# Regression discontinuity with binomial logit model

Hi All,
I am trying to predict whether the introduction of a paywall changes the anger level of comments on, say, a youtube chanel. We have already run a sentiment analysis and have data of the format:

y = # of angry comments
n = # of total comments
delta = 0 if post was published before paywall, 1 if post was poublished after
distPre = weeks before paywall (introduction is 0)
distPost = weeks after paywall (introduction is 0)

I am attempting to model this using a binomial_logit model and predicting the difference at the introduction of the paywall. I would like to account for possible pre- and post-treatment trends and thus included two variables that indicate how many weeks the current post is away from the introduction of the paywall. I then predict at the point where both distances are 0 and compare the predictive densities.
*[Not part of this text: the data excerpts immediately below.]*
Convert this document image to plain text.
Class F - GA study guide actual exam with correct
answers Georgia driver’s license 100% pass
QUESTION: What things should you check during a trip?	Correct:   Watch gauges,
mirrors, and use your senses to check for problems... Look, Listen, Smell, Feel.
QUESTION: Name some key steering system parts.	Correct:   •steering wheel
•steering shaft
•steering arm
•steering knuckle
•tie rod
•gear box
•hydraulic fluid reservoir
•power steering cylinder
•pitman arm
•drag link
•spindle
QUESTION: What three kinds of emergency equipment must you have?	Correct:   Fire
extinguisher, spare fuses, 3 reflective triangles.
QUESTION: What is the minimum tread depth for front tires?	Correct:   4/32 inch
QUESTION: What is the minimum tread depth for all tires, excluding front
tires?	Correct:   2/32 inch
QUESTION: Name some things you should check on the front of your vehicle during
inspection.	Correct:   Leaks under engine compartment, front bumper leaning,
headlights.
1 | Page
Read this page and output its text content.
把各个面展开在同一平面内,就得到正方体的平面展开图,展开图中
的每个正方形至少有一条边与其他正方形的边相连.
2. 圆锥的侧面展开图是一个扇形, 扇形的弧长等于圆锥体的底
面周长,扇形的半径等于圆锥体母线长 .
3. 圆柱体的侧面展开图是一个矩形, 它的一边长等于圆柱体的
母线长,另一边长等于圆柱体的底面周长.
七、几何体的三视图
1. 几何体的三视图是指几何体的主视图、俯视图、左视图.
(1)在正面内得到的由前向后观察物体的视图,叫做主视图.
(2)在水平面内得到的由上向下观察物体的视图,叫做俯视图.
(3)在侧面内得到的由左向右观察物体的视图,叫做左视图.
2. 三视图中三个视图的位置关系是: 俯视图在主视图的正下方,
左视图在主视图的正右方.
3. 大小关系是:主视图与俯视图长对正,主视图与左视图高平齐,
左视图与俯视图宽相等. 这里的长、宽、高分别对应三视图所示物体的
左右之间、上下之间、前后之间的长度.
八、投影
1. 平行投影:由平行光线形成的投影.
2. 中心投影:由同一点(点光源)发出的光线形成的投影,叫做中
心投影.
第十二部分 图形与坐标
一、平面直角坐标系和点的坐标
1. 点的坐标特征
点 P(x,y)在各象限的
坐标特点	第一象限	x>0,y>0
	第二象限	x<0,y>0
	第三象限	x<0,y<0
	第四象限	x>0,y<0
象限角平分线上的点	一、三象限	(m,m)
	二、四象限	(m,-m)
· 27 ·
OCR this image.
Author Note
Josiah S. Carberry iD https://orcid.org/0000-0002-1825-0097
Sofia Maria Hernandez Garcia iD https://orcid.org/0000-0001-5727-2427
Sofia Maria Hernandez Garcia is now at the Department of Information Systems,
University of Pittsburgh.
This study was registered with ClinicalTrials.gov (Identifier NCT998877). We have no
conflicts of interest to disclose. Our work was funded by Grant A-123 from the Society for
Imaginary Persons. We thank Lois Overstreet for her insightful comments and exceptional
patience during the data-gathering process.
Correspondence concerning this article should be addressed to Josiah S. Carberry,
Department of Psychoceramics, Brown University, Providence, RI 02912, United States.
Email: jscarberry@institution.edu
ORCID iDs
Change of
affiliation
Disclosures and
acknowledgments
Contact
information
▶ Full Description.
Is this a reasonable approach for causal inference?
I’d be very greatful for any help/ suggestions (also other models?).

Thanks!

``````library(rstan)
rstan_options(auto_write = TRUE)
options(mc.cores = parallel::detectCores())

pewdat\$post <- ifelse(as.Date(pewdat\$created_at) > as.Date("2016-02-10"), 1, 0)
y <- pewdat\$anger
n <- pewdat\$total
T <- length(y)
delta <- pewdat\$post
#distPost <- c(rep(0, T-sum(delta)),(1:sum(delta))/sum(delta))
#distPre <- c(((T-sum(delta)):1)/(T-sum(delta)), rep(0, sum(delta)))

distPost <- c(rep(0, T-sum(delta)),(1:sum(delta)))
distPre <- c(((T-sum(delta)):1), rep(0, sum(delta)))

mod <- stan(file = "./logbinom2.stan", thin = 5, iter = 20000)

predPre <- as.data.frame(mod, pars = "y_hat_pre")
predPost <- as.data.frame(mod, pars = "y_hat_post")
plot(density(as.matrix(predPre)), col = 'red', xlim = c(0, 1))
lines(density(as.matrix(predPost)), col = 'blue')
legend('topleft', legend = c("pre", "post"), col = c('red', 'blue'), lty = 1)

library(shinystan)
launch_shinystan(mod)
``````
``````data {
int<lower=1> T;
// number of data points
int y[T];
// success
int n[T];
// total
vector<lower=0, upper=1>[T] delta;
// treatment
vector[T] distPre;
vector[T] distPost;
}
parameters {
real beta;
real alpha;
real gamma1;
real gamma2;
}
model {
beta ~ normal(0, 100);
alpha ~ normal(0, 100);
gamma1 ~ normal(0, 100);
gamma2 ~ normal(0, 100);
y ~ binomial_logit(n, alpha + delta * beta + distPre * gamma1 + distPost * gamma2);
}
generated quantities {
real y_hat_pre;
real y_hat_post;
y_hat_pre = inv_logit(alpha);
y_hat_post = inv_logit(alpha + beta);
}
``````

Sorry for the slow response. That model’s reasonable other than for the priors. You’re rarely going to see effects larger than 4 or 5 on the log odds scale, so `normal(0, 100)` seems unrealistic. We usually want at least weakly informative priors to identify the scale of the result, say `normal(0, 5)` or thereabouts.

If your predictors aren’t standardized, that’s a big help, too.

I’d be trying to build a hierarchical model here for each of the items in order to estimate the angry comment rate and then I’d try to do some measurements directly on that quantity of interest.

I’m not really sure how to do the causal part of it, which is what you’re after—does the paywall treatment have an effect? I’d suggest the Gelman and Hill book chapters on that.